ORGANIZATIONAL LEADERSHIP
Our approach to organizational leadership includes preparation in systems thinking (including models, structures, shared vision, and team learning), creating and sustaining settings (including resources, culture, and values), and managing and adapting to change (including maintaining perspective and developing learning organizations). We will prepare current and aspiring educational leaders to create an organizational climate that fosters continuous improvement in teaching and learning. The Mid-Career Doctoral Program utilizes key leadership strategies from the Wharton School, with its international reputation for preparing flexible leaders who guide organizations through periods of change.
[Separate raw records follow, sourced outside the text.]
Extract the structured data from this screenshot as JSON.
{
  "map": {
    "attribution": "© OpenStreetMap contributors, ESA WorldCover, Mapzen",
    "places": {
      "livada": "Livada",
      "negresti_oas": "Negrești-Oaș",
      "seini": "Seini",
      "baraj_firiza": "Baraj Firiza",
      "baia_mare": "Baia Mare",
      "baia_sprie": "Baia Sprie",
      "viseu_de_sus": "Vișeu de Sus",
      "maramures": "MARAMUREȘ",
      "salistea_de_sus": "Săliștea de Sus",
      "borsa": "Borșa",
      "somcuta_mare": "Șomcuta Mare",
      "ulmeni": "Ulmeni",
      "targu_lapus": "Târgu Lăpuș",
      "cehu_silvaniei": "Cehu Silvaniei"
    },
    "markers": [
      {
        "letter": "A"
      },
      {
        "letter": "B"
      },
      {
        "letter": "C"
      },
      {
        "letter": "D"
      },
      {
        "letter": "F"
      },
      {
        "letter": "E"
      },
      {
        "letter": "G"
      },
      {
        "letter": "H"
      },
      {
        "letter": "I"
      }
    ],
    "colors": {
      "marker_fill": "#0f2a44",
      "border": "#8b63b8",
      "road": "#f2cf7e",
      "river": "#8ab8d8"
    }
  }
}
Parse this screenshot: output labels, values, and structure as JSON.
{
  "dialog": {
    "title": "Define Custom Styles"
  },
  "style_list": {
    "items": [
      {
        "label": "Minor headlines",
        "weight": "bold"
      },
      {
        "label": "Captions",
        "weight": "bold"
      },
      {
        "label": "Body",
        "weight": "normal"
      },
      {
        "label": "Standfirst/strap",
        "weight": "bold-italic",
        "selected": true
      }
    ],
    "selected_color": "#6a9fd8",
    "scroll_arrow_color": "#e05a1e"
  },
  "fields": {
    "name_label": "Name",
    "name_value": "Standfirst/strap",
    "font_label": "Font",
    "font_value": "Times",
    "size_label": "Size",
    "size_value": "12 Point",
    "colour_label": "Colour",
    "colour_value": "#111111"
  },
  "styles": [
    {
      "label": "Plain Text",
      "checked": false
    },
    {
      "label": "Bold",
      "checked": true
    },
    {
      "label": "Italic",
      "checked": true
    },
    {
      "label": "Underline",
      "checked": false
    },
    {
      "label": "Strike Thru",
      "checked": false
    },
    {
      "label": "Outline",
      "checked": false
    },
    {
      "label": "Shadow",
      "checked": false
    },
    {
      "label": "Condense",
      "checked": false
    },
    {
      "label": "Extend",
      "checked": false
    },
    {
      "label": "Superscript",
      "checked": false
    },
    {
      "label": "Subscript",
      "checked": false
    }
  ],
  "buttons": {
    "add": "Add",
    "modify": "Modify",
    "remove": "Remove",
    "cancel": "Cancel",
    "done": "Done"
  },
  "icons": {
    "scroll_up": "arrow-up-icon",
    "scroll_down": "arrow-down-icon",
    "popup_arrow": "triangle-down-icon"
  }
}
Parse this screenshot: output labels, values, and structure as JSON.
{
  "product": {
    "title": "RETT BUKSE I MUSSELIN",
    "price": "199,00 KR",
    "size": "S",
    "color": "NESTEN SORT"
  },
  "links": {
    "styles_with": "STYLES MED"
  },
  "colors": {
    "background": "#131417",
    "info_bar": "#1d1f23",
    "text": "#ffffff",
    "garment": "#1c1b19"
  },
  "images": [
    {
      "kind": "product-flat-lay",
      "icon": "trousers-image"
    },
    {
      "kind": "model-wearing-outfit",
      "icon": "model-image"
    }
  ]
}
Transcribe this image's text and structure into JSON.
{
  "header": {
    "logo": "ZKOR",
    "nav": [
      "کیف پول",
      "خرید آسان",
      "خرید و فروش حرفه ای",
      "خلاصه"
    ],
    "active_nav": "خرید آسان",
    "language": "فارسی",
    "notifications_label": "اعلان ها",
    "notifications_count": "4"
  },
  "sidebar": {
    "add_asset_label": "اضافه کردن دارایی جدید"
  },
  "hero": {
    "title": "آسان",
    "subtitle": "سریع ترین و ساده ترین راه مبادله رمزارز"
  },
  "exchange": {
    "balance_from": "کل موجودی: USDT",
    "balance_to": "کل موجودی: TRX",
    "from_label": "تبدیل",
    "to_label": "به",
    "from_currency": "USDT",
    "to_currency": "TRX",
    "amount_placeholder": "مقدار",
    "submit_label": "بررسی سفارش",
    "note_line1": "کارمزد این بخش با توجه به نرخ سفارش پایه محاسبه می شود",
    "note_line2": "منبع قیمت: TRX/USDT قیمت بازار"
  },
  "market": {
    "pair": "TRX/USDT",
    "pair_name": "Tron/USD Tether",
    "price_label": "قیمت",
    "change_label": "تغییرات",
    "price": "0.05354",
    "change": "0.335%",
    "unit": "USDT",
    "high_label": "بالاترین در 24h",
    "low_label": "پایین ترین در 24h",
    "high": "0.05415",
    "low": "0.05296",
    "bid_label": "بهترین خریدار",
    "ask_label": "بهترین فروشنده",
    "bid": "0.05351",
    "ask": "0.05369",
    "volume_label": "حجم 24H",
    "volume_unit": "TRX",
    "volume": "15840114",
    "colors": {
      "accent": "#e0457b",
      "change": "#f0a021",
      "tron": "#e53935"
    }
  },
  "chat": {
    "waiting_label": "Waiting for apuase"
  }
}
Questions to be addressed will include: How do successful educational leaders focus the entire organization on a core set of goals and support continuous improvement among staff toward achieving those goals? How does an organization make its instructional work public so that everyone can observe, share, and evaluate the practices that affect attainment of the instructional goals and objectives? How do educational leaders develop and sustain a community of leaders in which staff roles and responsibilities are re-shaped and authority is shared?

PUBLIC LEADERSHIP
Professional education programs rarely provide aspiring or current leaders with opportunities to develop the skills needed to strengthen community relations, and to increase broad-based support and involvement in improving instructional outcomes. As educational leaders, principals, superintendentsand senior personnel from organizations and foundations supporting K-12 educations, our students learn to function in three critical roles: as advocates for learning, students, schools, and public engagement; as brokers for opportunities, alliances, and partnerships; and as catalysts for improvement, accountability, and diligence. The Mid-Career Doctoral Program will address questions including: How do schools involve parents in understanding and reinforcing the curriculum with their children? How do schools create meaningful leadership roles for parents and community members in school governance? What roles should teachers, principals, and district leaders play in the public discourse about education?

EVIDENCE-BASED LEADERSHIP
Educational leaders are constantly faced with a myriad of complex decisions that require them to accumulate, synthesize, and analyze data from multiple sources and in a variety of forms. Those who are prepared to recognize and utilize the wealth of information around them will invariably produce more reasoned, informed decisions. The evidenced-based leadership strand of the Mid-Career Doctoral Program prepares education leaders to identify and employ data sources and analysis methods to inform decision-making. Thereby, school leaders become more able consumers and producers of data. This strand will address such questions as: How do educational leaders use assessment data for instructional improvement and accountability purposes? How do schools determine program effectiveness? What does a data/research infrastructure look like in an educational system or other organization?